Posso, invece, aggiungerti che, in generale, ho un pessimo rapporto con la morte di persone care e più genericamente con i distacchi dalle persone a cui tengo.
Non li so proprio gestire, mi chiudo in me stesso e ci sto davvero male.
- Fiducia ed amicizia: parlaci di Nerd Gates, uno dei personaggi della tua trilogia a me più cari.
Nerd Gates, al secolo Mirko Bettoni, è quel poliziotto che chi non ha mai frequentato un commissariato non immagina esista: siamo abituati a vedere agenti in divisa operativi e determinati, ma nelle forze dell’ordine esistono anche i Nerd Gates, persone fondamentali che svolgono indagini o compiono la loro professione in un ufficio, senza mai uscire, e non per questo meno determinanti ai fini della nostra sicurezza.
Poi Nerd Gates caratterialmente è impacciato, insicuro, credulone, ma anche profondamente leale - uno che vive davvero l’amicizia, che non si risparmia quando c’è da dare, senza bisogno di ricevere.
È quello che io definirei un puro, uno che non spiccherà mai alle feste, ma su cui potrai sempre fare affidamento nei veri momenti del bisogno. Si capisce che gli voglio bene?
- Descrivici ora il simpatico rapporto esistente tra Valerio Giusti e Giuseppe Calvanese – tra sfottò e stima reciproca.
È un rapporto consolidato sotto l’aspetto professionale e umano.
Valerio è un intransigente, non cerca i consensi e le pacche sulle spalle, per lui l’obiettivo è arrivare alla verità e non certo avere lo sconto al ristorante perché è uno sbirro.
Il suo superiore, il vicequestore Calvanese, tipo loquace e brillante, lo conosce da anni e ha imparato ad apprezzarlo non solo per il poliziotto che è, ma soprattutto per la persona.
Perché Valerio ha valori importanti che in molti non sanno vedere, o forse lui non ama esternare se non c’è reale motivo.
Nei miei romanzi spesso si provocano e si prendono in giro a vicenda; ecco, io credo fermamente che sul posto di lavoro, ma anche nella vita di tutti i giorni, certe confidenze te le puoi permettere solo se nei confronti dell’altra persona hai una stima incondizionata e se entrambe le persone hanno la giusta intelligenza per capire quando è il momento e quando no.

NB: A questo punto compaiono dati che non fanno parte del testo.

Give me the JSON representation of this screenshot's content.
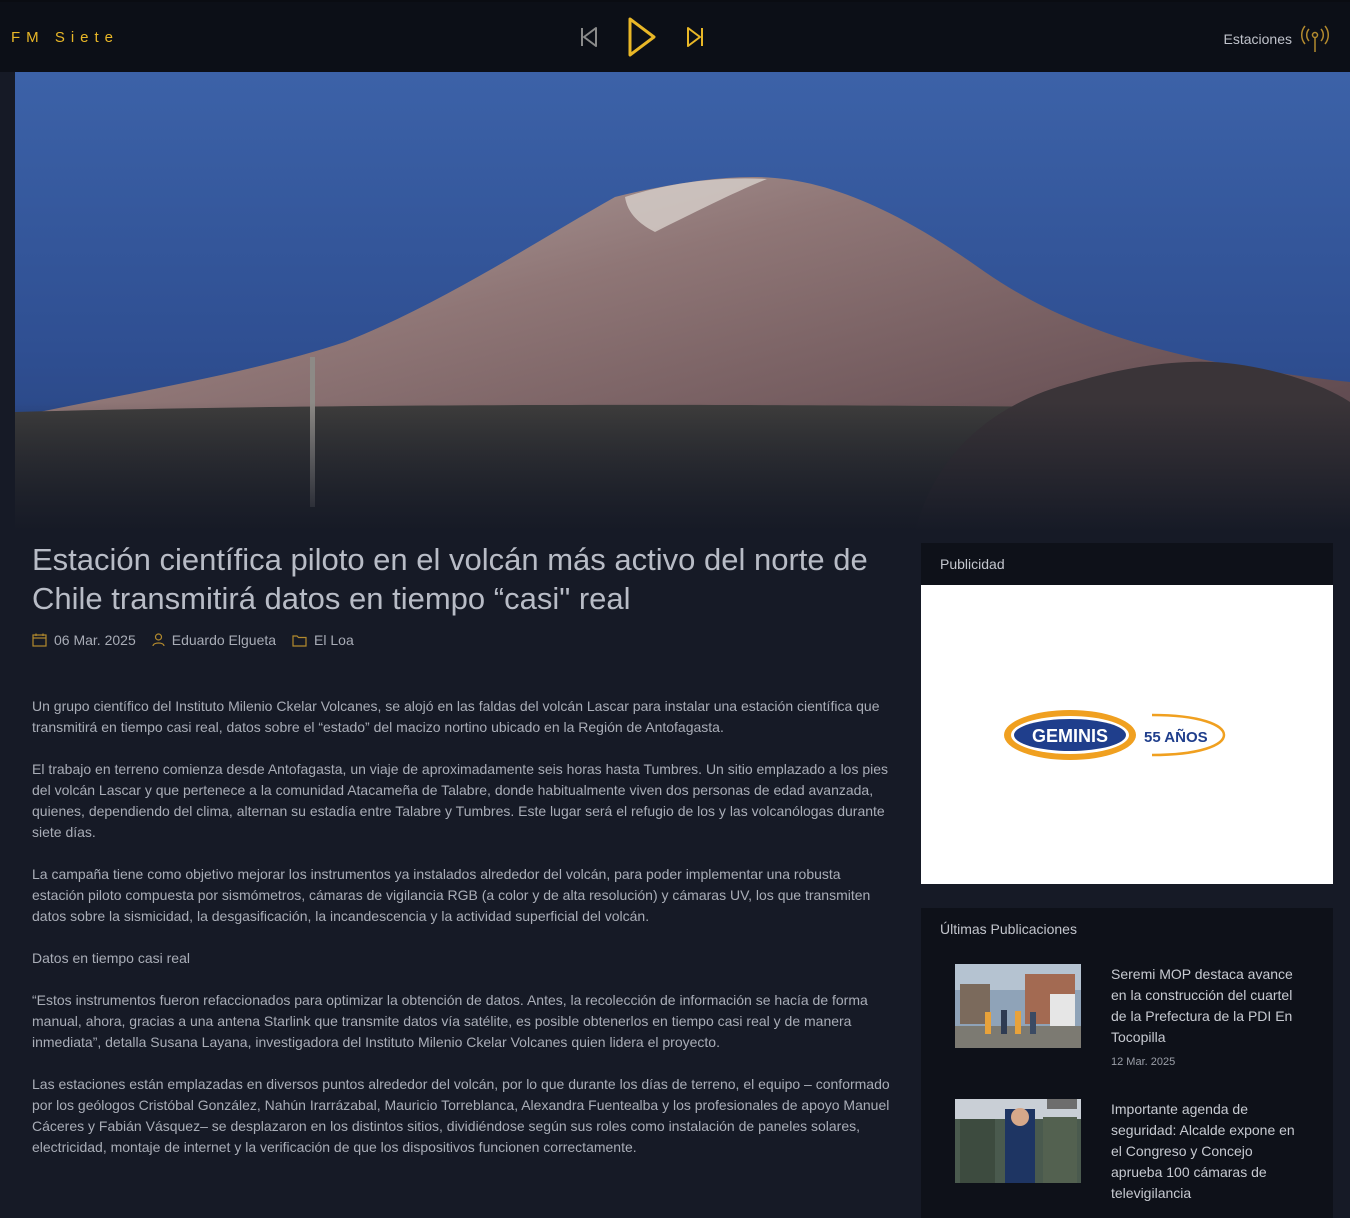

Giusti e Calvanese sono così.
- Come sono cambiati i tuoi personaggi nel corso della trilogia (Almeno non questa notte, Lo hijab mancante e Non esiste alcun destino, tutti Todaro Editore) – posto che a mio avviso anche loro, come noi nella vita, cambiano, soffrono, crescono?
Hai detto bene, nella vita cambiamo, soffriamo e cresciamo e così credo debbano fare i personaggi seriali.
Entrando nello specifico dei miei, direi che con il passare dei romanzi mi posso permettere di infilarmi un po’ più nelle pieghe dei loro caratteri e farli conoscere un po’ meglio al lettore, cercando sempre, e spero di riuscirci, di mantenere la loro coerenza narrativa.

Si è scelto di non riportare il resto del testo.